In our patient, the overall clinical, pharmacological, and neuropathological findings were consistent with those observed in sporadic MTLE with Hs, including the excellent outcome from anterior temporal lobectomy. In this way, our findings reinforce the belief that known genetic defect, which is present diffusely in the brain, do not necessarily preclude a good prognosis following epilepsy surgery, if surgery is a reasonable option based on the concordance of other data during presurgical evaluation. It cannot be excluded, however, that the milder loss-of-function impairment of SCN1A related to the M145T mutation could also influence the better postsurgical outcome.

Important, as previously reported in Dravet syndrome and tuberous sclerosis complex,^{13, 18} CBD was capable to increase GABA current amplitude in mNa_V 1.1 and MTLE patients, that was recently approved as treatment for Dravet and Lennox–Gastaut syndromes.¹² Thus, in accordance with the “interneuron hypothesis,”¹⁴ our findings support the assumption that seizures in mNa_V 1.1 patient could arise from a minor GABA release from interneurons together with a reduction of GABAergic postsynaptic efficacy after repetitive stimulation (i.e., rundown).
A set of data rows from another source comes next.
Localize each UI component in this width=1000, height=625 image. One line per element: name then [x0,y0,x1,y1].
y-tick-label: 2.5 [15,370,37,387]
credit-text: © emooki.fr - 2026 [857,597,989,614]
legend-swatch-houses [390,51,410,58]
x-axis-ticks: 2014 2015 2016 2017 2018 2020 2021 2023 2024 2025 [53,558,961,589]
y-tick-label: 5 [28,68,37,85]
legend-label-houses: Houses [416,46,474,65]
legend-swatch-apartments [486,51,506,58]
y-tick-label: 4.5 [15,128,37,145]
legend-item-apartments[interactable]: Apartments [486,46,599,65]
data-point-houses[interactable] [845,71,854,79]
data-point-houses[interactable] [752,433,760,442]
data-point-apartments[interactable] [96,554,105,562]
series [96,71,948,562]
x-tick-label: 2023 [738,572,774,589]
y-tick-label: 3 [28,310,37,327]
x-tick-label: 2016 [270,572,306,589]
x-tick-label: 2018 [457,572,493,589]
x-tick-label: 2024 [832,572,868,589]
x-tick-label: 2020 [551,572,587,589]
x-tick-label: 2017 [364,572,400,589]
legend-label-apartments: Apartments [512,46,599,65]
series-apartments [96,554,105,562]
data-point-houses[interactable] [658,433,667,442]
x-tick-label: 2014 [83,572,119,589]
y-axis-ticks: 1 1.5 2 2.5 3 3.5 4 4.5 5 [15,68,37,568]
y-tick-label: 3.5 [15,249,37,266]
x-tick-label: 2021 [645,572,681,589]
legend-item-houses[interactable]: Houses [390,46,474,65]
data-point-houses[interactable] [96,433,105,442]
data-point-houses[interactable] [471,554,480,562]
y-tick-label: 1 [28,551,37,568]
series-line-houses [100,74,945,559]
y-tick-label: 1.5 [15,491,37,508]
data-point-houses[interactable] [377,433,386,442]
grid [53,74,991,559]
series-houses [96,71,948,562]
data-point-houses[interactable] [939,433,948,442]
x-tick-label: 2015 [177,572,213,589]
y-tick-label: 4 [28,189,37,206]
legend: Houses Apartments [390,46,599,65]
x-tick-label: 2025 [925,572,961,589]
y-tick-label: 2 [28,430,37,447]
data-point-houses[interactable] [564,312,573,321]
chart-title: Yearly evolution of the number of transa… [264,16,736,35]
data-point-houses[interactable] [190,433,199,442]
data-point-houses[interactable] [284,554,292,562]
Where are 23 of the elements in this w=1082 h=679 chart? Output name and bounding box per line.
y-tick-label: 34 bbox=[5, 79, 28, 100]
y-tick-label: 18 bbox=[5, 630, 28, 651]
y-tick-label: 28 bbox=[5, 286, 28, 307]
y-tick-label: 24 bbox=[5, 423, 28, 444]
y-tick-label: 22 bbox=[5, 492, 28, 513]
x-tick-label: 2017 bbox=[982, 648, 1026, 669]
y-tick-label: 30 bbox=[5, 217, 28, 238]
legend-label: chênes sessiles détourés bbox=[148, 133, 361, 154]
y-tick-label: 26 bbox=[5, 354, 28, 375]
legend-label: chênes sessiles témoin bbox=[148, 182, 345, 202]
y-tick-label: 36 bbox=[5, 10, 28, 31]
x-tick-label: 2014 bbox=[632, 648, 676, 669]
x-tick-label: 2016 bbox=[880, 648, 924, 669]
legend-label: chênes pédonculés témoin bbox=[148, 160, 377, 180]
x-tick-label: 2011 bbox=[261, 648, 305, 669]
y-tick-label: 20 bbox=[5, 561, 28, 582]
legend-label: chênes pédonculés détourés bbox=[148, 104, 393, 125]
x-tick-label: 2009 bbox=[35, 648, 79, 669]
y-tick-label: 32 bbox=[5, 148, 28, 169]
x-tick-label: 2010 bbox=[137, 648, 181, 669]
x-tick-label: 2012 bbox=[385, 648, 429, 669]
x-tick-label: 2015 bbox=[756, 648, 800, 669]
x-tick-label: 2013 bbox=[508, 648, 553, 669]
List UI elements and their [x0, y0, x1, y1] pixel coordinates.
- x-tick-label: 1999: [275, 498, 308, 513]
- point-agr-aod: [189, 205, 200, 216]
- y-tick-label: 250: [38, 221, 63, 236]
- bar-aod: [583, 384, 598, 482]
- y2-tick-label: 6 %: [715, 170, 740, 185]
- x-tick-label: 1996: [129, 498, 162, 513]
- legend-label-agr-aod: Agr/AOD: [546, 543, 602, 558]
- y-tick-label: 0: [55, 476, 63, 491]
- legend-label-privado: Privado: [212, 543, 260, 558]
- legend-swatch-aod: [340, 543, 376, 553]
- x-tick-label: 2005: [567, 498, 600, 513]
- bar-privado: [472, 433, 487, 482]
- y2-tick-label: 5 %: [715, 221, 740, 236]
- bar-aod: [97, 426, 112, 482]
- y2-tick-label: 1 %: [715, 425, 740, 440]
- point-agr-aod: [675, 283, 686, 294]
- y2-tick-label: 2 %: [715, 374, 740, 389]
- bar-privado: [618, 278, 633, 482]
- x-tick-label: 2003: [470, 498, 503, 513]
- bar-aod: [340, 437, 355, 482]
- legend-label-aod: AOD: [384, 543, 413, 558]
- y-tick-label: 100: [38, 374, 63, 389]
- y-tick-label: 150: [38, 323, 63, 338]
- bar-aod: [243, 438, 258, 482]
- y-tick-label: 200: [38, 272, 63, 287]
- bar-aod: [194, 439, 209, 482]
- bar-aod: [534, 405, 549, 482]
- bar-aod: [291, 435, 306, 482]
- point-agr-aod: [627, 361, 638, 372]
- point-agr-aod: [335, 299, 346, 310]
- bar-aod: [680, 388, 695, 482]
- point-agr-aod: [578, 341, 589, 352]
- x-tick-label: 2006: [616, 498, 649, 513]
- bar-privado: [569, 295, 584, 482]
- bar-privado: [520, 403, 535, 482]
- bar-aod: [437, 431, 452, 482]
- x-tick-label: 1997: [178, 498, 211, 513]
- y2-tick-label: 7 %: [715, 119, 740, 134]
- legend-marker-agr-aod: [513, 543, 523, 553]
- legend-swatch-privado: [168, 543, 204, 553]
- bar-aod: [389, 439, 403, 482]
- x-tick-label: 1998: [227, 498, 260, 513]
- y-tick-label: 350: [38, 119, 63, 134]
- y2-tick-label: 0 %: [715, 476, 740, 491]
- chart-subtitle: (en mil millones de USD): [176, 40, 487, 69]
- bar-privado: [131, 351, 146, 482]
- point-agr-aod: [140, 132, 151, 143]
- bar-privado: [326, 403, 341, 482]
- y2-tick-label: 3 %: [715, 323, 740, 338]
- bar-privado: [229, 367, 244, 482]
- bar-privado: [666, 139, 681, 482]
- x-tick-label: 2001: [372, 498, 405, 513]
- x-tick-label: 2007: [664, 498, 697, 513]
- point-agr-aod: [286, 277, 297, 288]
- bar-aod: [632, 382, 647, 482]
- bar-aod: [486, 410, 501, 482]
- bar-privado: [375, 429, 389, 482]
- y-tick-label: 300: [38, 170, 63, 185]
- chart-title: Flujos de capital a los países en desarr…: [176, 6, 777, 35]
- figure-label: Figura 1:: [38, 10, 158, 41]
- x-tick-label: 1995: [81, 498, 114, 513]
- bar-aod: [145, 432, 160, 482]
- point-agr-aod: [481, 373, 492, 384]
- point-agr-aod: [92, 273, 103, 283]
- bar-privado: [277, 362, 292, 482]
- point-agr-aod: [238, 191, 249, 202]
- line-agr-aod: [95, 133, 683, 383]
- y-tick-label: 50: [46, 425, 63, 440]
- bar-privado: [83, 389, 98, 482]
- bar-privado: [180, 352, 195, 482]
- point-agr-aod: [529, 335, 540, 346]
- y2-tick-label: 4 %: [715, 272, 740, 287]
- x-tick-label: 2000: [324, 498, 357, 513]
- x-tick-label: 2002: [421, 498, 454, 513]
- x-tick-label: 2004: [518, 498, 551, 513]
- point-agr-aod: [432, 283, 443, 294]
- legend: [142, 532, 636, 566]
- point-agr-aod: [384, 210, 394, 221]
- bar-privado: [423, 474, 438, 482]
Major therapeutic implication of these findings is that by rescuing the GABAergic inhibitory activity it is possible to improve the clinical outcome of this kind of patients. In this way, this study ultimately may pave the road to develop new antiepileptic approaches in epileptic patients with Hs.

Conflicts of Interest

None of the authors has any conflict of interest to disclose.